Connection timeout for HTTP request to a particular server causing connection timeout for the all the request to the other healthy servers
Tech Stack:Deployed as a Docker Container using OpenJDK 17 on Ubuntu MachineApplication code written in Kotlin using KTor library
Observations
We observe Connection time out every 2-3 days
Deployed using Docker (have deployed using the bridged network as well as host network)HTTP Endpoints are called using Ktor Client with CIO engine(uses java.nio.socket under the hood)
At any time, max FDs(File descriptors) used by the deployed service is ~250 (ls -la /proc/1474228/fd | grep 'socket' | wc -l)
Restarting the deployment (just docker restart ps_id not system restart) fixes the issue but then it resurfaces after every 2-3 days
System FD limit (ulimit -n) is set as 65565
So far we have checked
The weird thing is that we can reach our logging service from the same service(it’s over HTTP only though hosted on the same machine).
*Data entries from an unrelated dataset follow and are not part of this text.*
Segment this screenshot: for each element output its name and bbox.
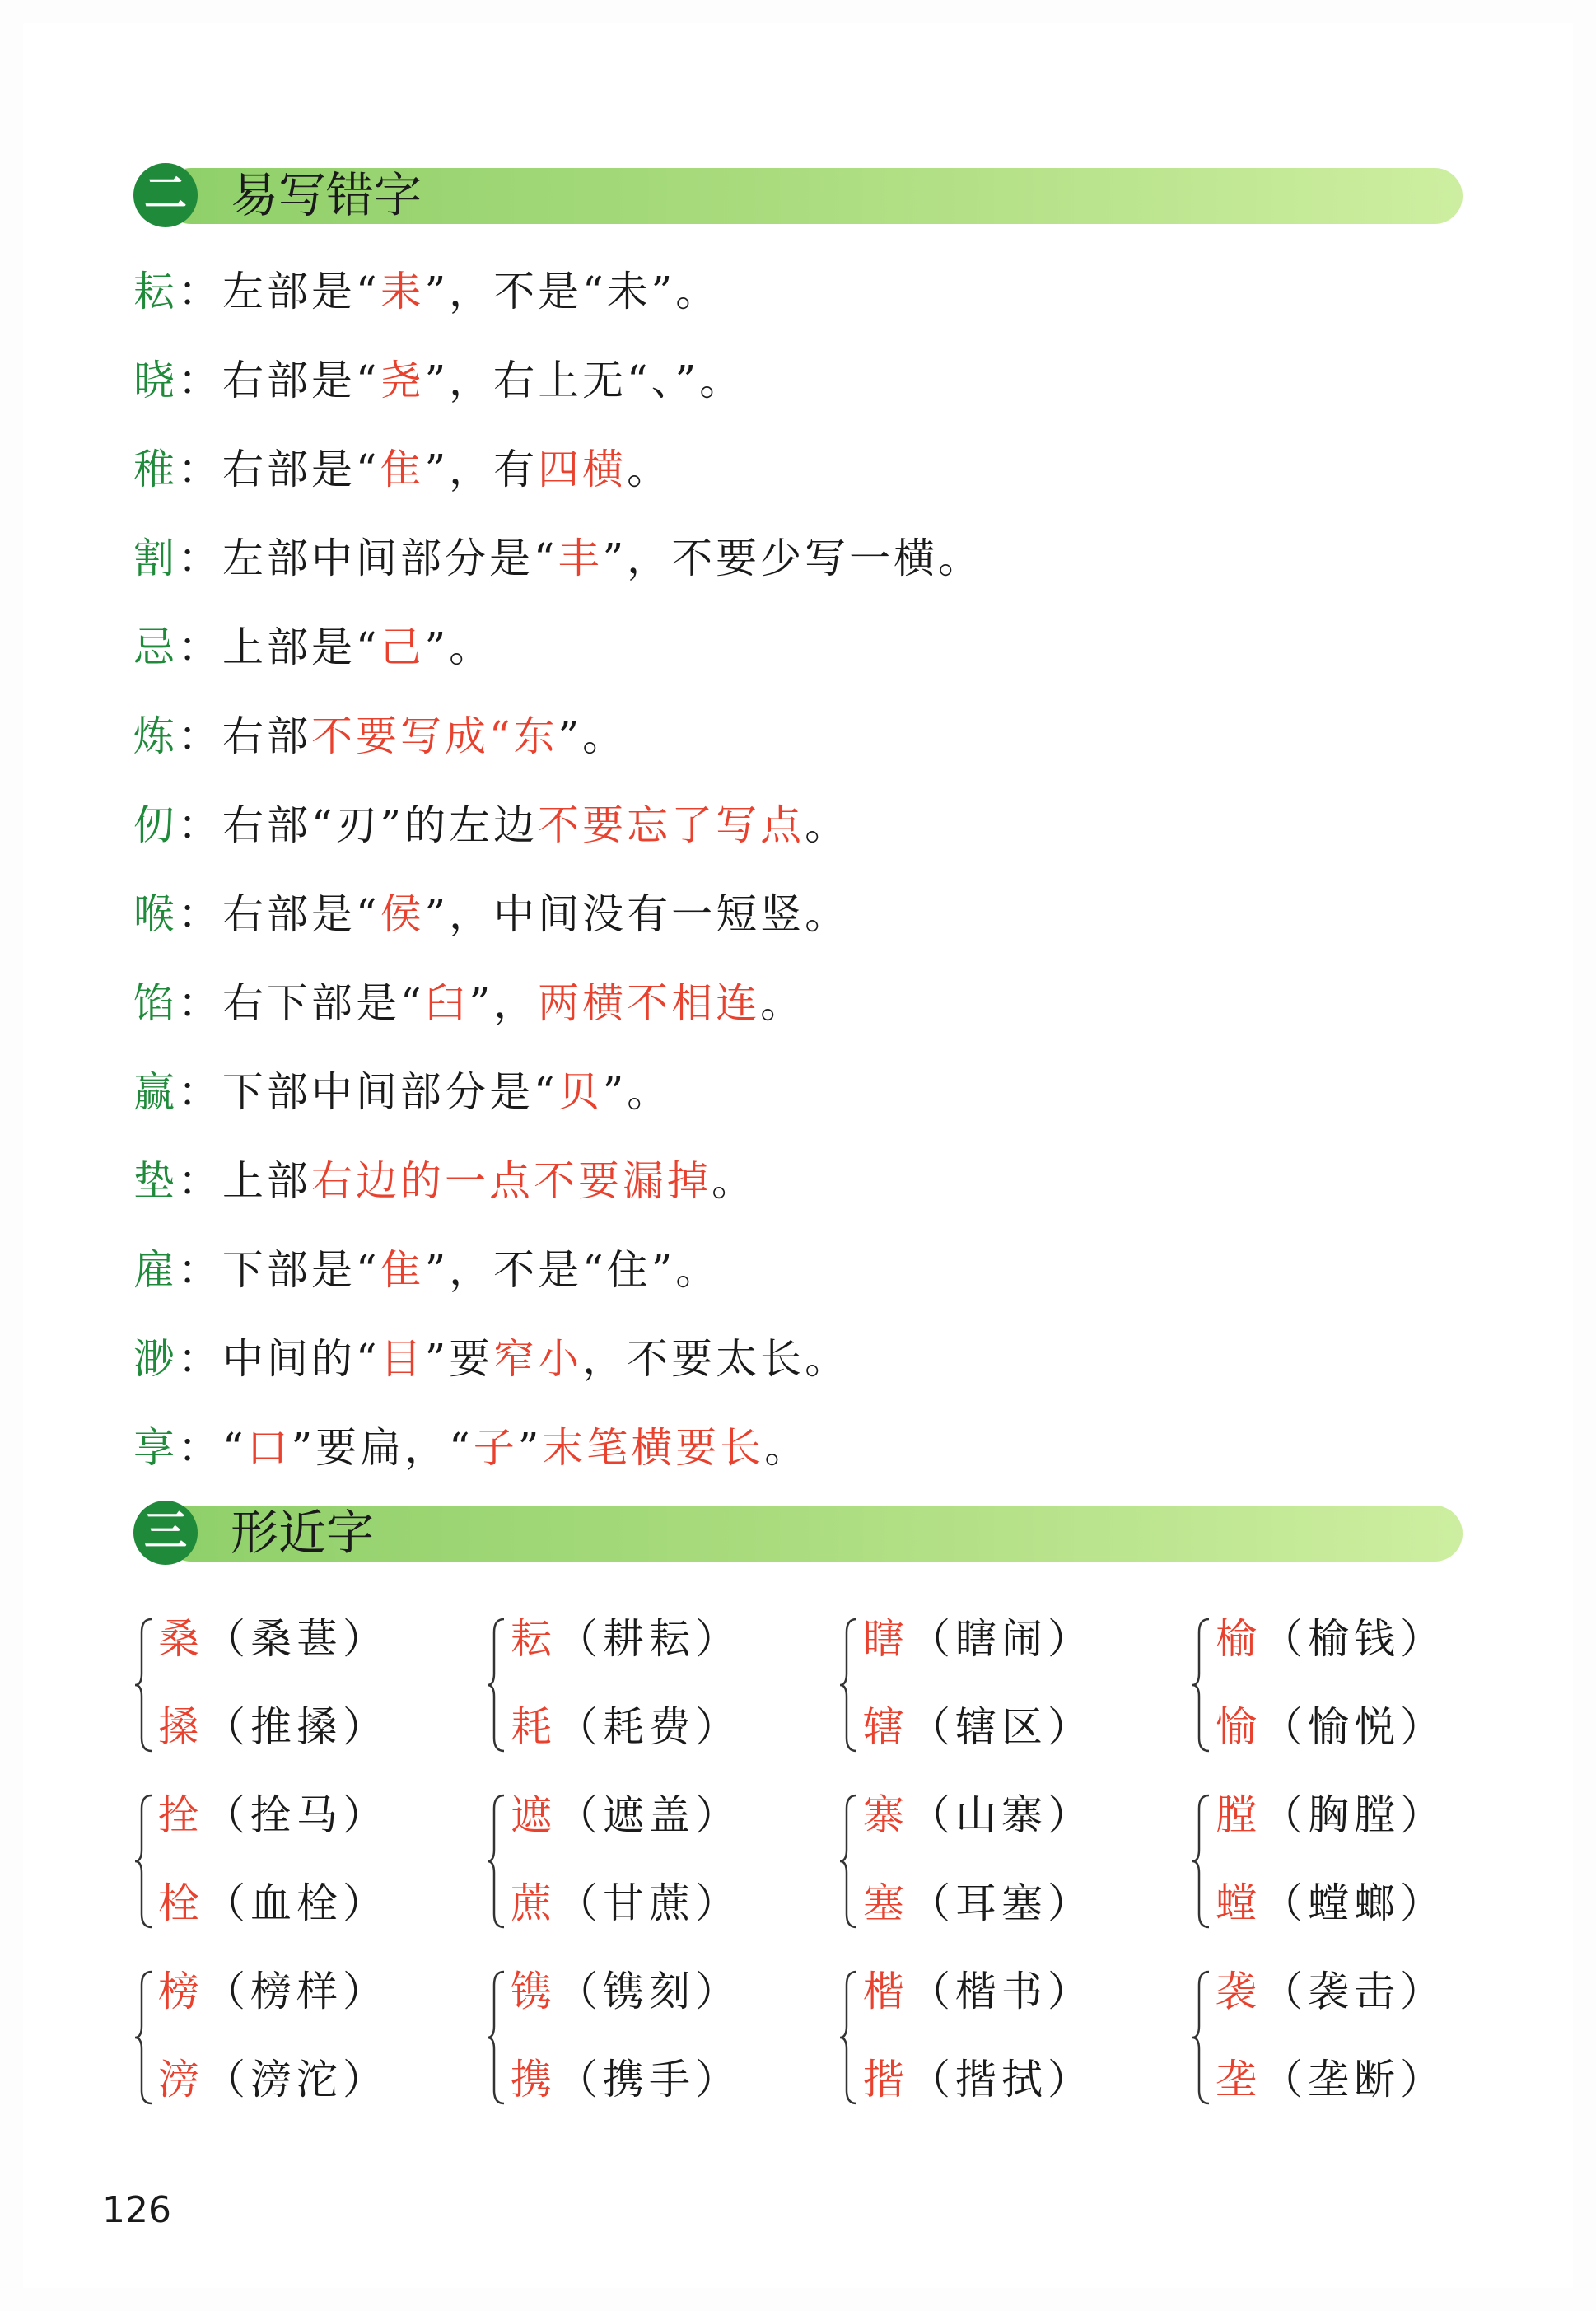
pair-word: （辖区）: [909, 1703, 1094, 1751]
rule-highlight: 隹: [380, 1246, 425, 1294]
pair-char: 塞: [863, 1879, 909, 1927]
pair-char: 辖: [863, 1703, 909, 1751]
section-header-3: [133, 1501, 1463, 1565]
rule-text: ：左部中间部分是“: [178, 535, 558, 582]
pair-line: [158, 1686, 389, 1768]
pair-char: 榜: [158, 1968, 204, 2015]
rule-text: ：“: [178, 1424, 247, 1472]
rule-row: [133, 247, 1435, 336]
pair-char: 滂: [158, 2056, 204, 2103]
rule-text: 。: [760, 979, 805, 1027]
pair-word: （袭击）: [1262, 1968, 1446, 2015]
rule-row: [133, 514, 1435, 603]
section-header-2: [133, 163, 1463, 227]
rule-text: ：右部是“: [178, 890, 380, 938]
pair-char: 拴: [158, 1791, 204, 1839]
brace-icon: [838, 1968, 860, 2107]
rule-text: ”。: [558, 712, 628, 760]
pair-line: [863, 2038, 1094, 2121]
rule-row: [133, 692, 1435, 781]
pair-word: （螳螂）: [1262, 1879, 1446, 1927]
rule-row: [133, 425, 1435, 514]
rule-highlight: 两横不相连: [538, 979, 761, 1027]
pair-char: 遮: [511, 1791, 557, 1839]
rule-text: ”。: [602, 1068, 672, 1116]
section-number: 二: [133, 163, 198, 227]
rule-highlight: 右边的一点不要漏掉: [311, 1157, 712, 1205]
rule-highlight: 窄小: [493, 1335, 583, 1383]
pair-char: 蔗: [511, 1879, 557, 1927]
rule-row: [133, 1403, 1435, 1492]
pair-char: 携: [511, 2056, 557, 2103]
pair-word: （甘蔗）: [557, 1879, 741, 1927]
section-title: 易写错字: [231, 167, 422, 223]
pair-line: [158, 2038, 389, 2121]
rule-highlight: 四横: [538, 446, 628, 493]
rule-text: ：右部“刃”的左边: [178, 801, 539, 849]
rule-text: ：左部是“: [178, 268, 380, 315]
rule-highlight: 不要写成“东: [311, 712, 558, 760]
rule-text: ：下部中间部分是“: [178, 1068, 558, 1116]
rule-text: ：中间的“: [178, 1335, 380, 1383]
pair-line: [1216, 1862, 1446, 1945]
rule-highlight: 子: [473, 1424, 518, 1472]
rule-text: ：右部是“: [178, 357, 380, 404]
rule-highlight: 侯: [380, 890, 425, 938]
pair-word: （携手）: [557, 2056, 741, 2103]
rule-highlight: 口: [246, 1424, 292, 1472]
pair-word: （榆钱）: [1262, 1615, 1446, 1663]
pair-char: 榆: [1216, 1615, 1262, 1663]
pair-word: （遮盖）: [557, 1791, 741, 1839]
pair-group: [133, 1598, 463, 1774]
pair-line: [158, 1950, 389, 2033]
pair-group: [1191, 1598, 1520, 1774]
pair-group: [838, 1774, 1168, 1950]
rule-text: ：上部是“: [178, 623, 380, 671]
pair-line: [863, 1686, 1094, 1768]
rule-highlight: 耒: [380, 268, 425, 315]
pair-word: （胸膛）: [1262, 1791, 1446, 1839]
pair-char: 搡: [158, 1703, 204, 1751]
brace-icon: [838, 1616, 860, 1754]
rule-text: ”，有: [424, 446, 539, 493]
pair-word: （愉悦）: [1262, 1703, 1446, 1751]
rule-text: ”，中间没有一短竖。: [424, 890, 850, 938]
pair-line: [511, 1686, 741, 1768]
pair-char: 桑: [158, 1615, 204, 1663]
pair-word: （揩拭）: [909, 2056, 1094, 2103]
pair-char: 寨: [863, 1791, 909, 1839]
pair-group: [838, 1598, 1168, 1774]
rule-char: 忌: [133, 623, 178, 671]
rule-text: ，不要太长。: [582, 1335, 850, 1383]
pair-char: 耘: [511, 1615, 557, 1663]
pair-line: [511, 2038, 741, 2121]
pair-group: [838, 1950, 1168, 2127]
rule-text: ”: [517, 1424, 543, 1472]
rule-text: ：上部: [178, 1157, 311, 1205]
pair-char: 镌: [511, 1968, 557, 2015]
brace-icon: [486, 1792, 507, 1931]
rule-text: 。: [805, 801, 850, 849]
pair-line: [158, 1774, 389, 1856]
section-number: 三: [133, 1501, 198, 1565]
rule-text: ”要: [424, 1335, 494, 1383]
rule-highlight: 尧: [380, 357, 425, 404]
rule-char: 喉: [133, 890, 178, 938]
rule-row: [133, 1137, 1435, 1226]
rule-char: 馅: [133, 979, 178, 1027]
rule-highlight: 丰: [558, 535, 603, 582]
rule-row: [133, 870, 1435, 959]
rule-text: ”。: [424, 623, 494, 671]
pair-line: [863, 1950, 1094, 2033]
rule-char: 享: [133, 1424, 178, 1472]
rule-row: [133, 959, 1435, 1048]
pair-group: [133, 1774, 463, 1950]
rule-char: 垫: [133, 1157, 178, 1205]
rule-row: [133, 781, 1435, 870]
pair-line: [1216, 2038, 1446, 2121]
pair-char: 揩: [863, 2056, 909, 2103]
rule-row: [133, 1048, 1435, 1137]
pair-char: 螳: [1216, 1879, 1262, 1927]
rule-row: [133, 1226, 1435, 1314]
pair-char: 袭: [1216, 1968, 1262, 2015]
pair-line: [863, 1598, 1094, 1680]
brace-icon: [133, 1792, 155, 1931]
pair-word: （榜样）: [204, 1968, 389, 2015]
pair-line: [511, 1950, 741, 2033]
rule-text: 。: [627, 446, 672, 493]
pair-group: [486, 1774, 815, 1950]
rule-text: ：右部: [178, 712, 311, 760]
pair-word: （滂沱）: [204, 2056, 389, 2103]
brace-icon: [1191, 1968, 1212, 2107]
page-number: 126: [102, 2189, 171, 2231]
rule-char: 晓: [133, 357, 178, 404]
brace-icon: [133, 1616, 155, 1754]
rule-text: ：右部是“: [178, 446, 380, 493]
pair-word: （耗费）: [557, 1703, 741, 1751]
rule-row: [133, 1314, 1435, 1403]
pair-line: [1216, 1598, 1446, 1680]
brace-icon: [486, 1968, 507, 2107]
pair-line: [1216, 1774, 1446, 1856]
rule-char: 赢: [133, 1068, 178, 1116]
rule-char: 雇: [133, 1246, 178, 1294]
pair-char: 垄: [1216, 2056, 1262, 2103]
pair-line: [511, 1862, 741, 1945]
rule-text: ”，不是“未”。: [424, 268, 721, 315]
pair-group: [486, 1950, 815, 2127]
rule-text: ”，不要少写一横。: [602, 535, 983, 582]
rule-char: 炼: [133, 712, 178, 760]
rule-char: 割: [133, 535, 178, 582]
pair-word: （山寨）: [909, 1791, 1094, 1839]
pair-line: [863, 1774, 1094, 1856]
pair-line: [863, 1862, 1094, 1945]
rule-highlight: 臼: [424, 979, 469, 1027]
pair-char: 楷: [863, 1968, 909, 2015]
pair-group: [1191, 1950, 1520, 2127]
pair-line: [1216, 1950, 1446, 2033]
pair-char: 瞎: [863, 1615, 909, 1663]
section-title: 形近字: [231, 1505, 375, 1561]
rule-char: 耘: [133, 268, 178, 315]
rule-highlight: 末笔横要长: [542, 1424, 765, 1472]
pair-group: [1191, 1774, 1520, 1950]
brace-icon: [1191, 1616, 1212, 1754]
pair-word: （推搡）: [204, 1703, 389, 1751]
rule-text: ：下部是“: [178, 1246, 380, 1294]
rule-text: ”，不是“住”。: [424, 1246, 721, 1294]
pair-word: （血栓）: [204, 1879, 389, 1927]
pair-line: [511, 1774, 741, 1856]
rule-row: [133, 336, 1435, 425]
rule-text: 。: [764, 1424, 810, 1472]
pair-word: （桑葚）: [204, 1615, 389, 1663]
pair-line: [158, 1862, 389, 1945]
pair-group: [486, 1598, 815, 1774]
pair-word: （垄断）: [1262, 2056, 1446, 2103]
pair-char: 耗: [511, 1703, 557, 1751]
pair-line: [158, 1598, 389, 1680]
rule-highlight: 己: [380, 623, 425, 671]
rule-char: 稚: [133, 446, 178, 493]
pair-char: 栓: [158, 1879, 204, 1927]
pair-line: [1216, 1686, 1446, 1768]
rule-highlight: 隹: [380, 446, 425, 493]
rule-row: [133, 603, 1435, 692]
rule-text: ”，: [469, 979, 539, 1027]
pair-word: （耳塞）: [909, 1879, 1094, 1927]
pair-group: [133, 1950, 463, 2127]
pair-char: 膛: [1216, 1791, 1262, 1839]
pair-word: （瞎闹）: [909, 1615, 1094, 1663]
rule-char: 渺: [133, 1335, 178, 1383]
rule-text: ：右下部是“: [178, 979, 425, 1027]
pair-line: [511, 1598, 741, 1680]
rule-highlight: 贝: [558, 1068, 603, 1116]
rule-highlight: 不要忘了写点: [538, 801, 805, 849]
rule-text: ”要扁，“: [291, 1424, 474, 1472]
brace-icon: [486, 1616, 507, 1754]
rule-highlight: 目: [380, 1335, 425, 1383]
brace-icon: [1191, 1792, 1212, 1931]
rules-list: [133, 247, 1435, 1492]
rule-text: ”，右上无“、”。: [424, 357, 744, 404]
pair-word: （耕耘）: [557, 1615, 741, 1663]
pair-word: （镌刻）: [557, 1968, 741, 2015]
brace-icon: [838, 1792, 860, 1931]
pair-word: （楷书）: [909, 1968, 1094, 2015]
rule-text: 。: [712, 1157, 756, 1205]
pair-char: 愉: [1216, 1703, 1262, 1751]
brace-icon: [133, 1968, 155, 2107]
rule-char: 仞: [133, 801, 178, 849]
pair-word: （拴马）: [204, 1791, 389, 1839]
PS: It uses KTOR+CIO but an independent instance.
Another weird thing is that we are able to reach the postgres database, the DB is on a different machine. So process level TCP buffer saturation can be ruled out I suppose.
Moreover, we tried reproducing the same on our QA machine(s) with 10x of the load we have in production (1500 concurrent HTTP requests, 120000 aggregate)
We didn’t get a single connection timeout issue.